Four major serum calcium level-associated loci identified in previous studies from Europeans and Indians, such as CASR, CSTA, DGKD and GCKR loci, were consistently replicated in this study.3, 13 These results suggest that these SNPs may be universally associated with calcium levels and also support the reliability of our study with Korean population. Although they were significantly replicated in this study, SNPs clustered in the CASR locus showed higher significance levels than the other three loci. It suggests that the CASR is likely to be more significant for the serum calcium level in East Asians.

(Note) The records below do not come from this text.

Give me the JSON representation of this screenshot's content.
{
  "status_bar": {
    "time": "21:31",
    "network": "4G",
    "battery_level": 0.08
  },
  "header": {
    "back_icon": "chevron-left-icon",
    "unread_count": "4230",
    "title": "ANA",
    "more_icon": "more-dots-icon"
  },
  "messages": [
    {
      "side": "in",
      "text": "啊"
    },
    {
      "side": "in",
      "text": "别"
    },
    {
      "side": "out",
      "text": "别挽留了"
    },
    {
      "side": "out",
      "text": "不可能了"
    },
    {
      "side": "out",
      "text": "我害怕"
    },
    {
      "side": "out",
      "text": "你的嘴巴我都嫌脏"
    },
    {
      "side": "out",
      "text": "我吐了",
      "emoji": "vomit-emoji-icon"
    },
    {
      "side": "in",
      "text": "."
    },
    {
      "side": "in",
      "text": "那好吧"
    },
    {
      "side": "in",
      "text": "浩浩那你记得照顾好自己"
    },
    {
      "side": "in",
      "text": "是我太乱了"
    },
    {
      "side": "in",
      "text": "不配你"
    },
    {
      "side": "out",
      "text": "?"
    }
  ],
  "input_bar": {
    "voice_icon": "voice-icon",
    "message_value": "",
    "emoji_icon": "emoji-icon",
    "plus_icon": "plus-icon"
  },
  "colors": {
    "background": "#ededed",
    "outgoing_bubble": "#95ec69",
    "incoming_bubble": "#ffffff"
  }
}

In addition to CASR, we have observed potential associations in several genes such as PRDM9, GPR39, SLC16A7, BCAT1, RARB, PTPRN2 and ATG4C. Although none of these potential genes identified in this study have been previously reported to be associated with serum calcium levels, some of them would be worth larger-scale validation. For example, GPR39 is a member of the G-protein coupled receptor. Asraf et al.28 found that GPR39 was mediating Zn2+-dependent Ca2+ responses and that endogenous GPR39 was regulated by the expression and the activity of CASR, which is another G-protein coupled receptor. In this study, four SNPs in GPR39 showed significant associations (P<10−6). SNPs in BCAT1 have been reported to be associated with salt sensitivity in Korean population.29

CASR has been previously suggested to be involved in osteoporosis, coronary heart disease and cardiovascular mortality.30 Therefore, we explored the possibility of the associations between the top significant SNP in CASR with calcium-related phenotypes such as myocardial infarction (n=79), osteoarthritis (n=267), hypertension (n=1387), renal disease (n=238), osteoporosis (n=11) and bone mineral density (n=8234). None of the traits showed any significant associations (data not shown) with the SNP, but this result is in agreement with previous GWAS that found no association of variants in the CASR locus with calcium-related diseases in European population.3 This result might also be due to a small number of related outcomes in our GWAS or due to cross-sectional nature of the serum calcium measurement. A large meta-analysis or longitudinal study measuring calcium levels repeatedly may be helpful to figure out associations between calcium-related SNPs and diseases.

In conclusion, through a large-scale GWAS of 8642 Koreans, we identified novel CASR variants and a number of interesting candidate genes that have a potential to be related to serum calcium levels in Korean population. Inter-ethnic differences were suggested in some associated SNPs. We have also replicated a number of SNPs reported by previous studies in genes such as DGKD, GCKR and CASR in our Korean data set. Given the significant role played by calcium in many diseases and cell signalings, further studies with more East Asian subjects or meta-analyses on them may enable validation of our results and identification of novel genetic loci associated with serum calcium levels.